On the fringes of the conference, Irish MEP Avril Doyle also revealed plans by the Europeans to impose a kind of climate tariff on imports from certain countries in order to defuse distortions of competition for European entrepreneurs. This would affect states that have not ratified the Kyoto Protocol and are therefore not subject to any international obligations in this regard. The surcharge is aimed primarily at the United States and Australia. As Spiegel-Online further reported, citing Doyle, there are considerations within the EU to allow at least some US states to enter the Kyoto Protocol.

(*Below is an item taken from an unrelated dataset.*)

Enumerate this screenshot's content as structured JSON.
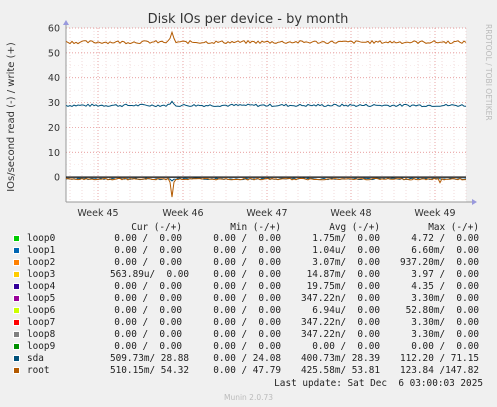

Finally, California and various states on the east coast would consider setting up their own emissions trading system, which could be linked to that of Europe or the rest of the world on the basis of the Kyoto agreement.

Below the state level, there is also progress, because some regions such as Scotland, Québec, South Australia or California have joined forces in voluntary alliances to take more intensive action against greenhouse gases, at least at local and regional level. The 15 partners so far are coordinated by The Climate Group, an independent British organization that aims to promote the exchange of climate-related experiences and measures between governments, business and environmental organizations."Often the governments of these states have a great deal of legal influence over reducing emissions, but they are not involved in negotiations at the international level," spokesman Steve Howard told the BBC. California, for example, has already enacted correspondingly strict regulations - contrary to official policy in Washington and thus at least a small step forward.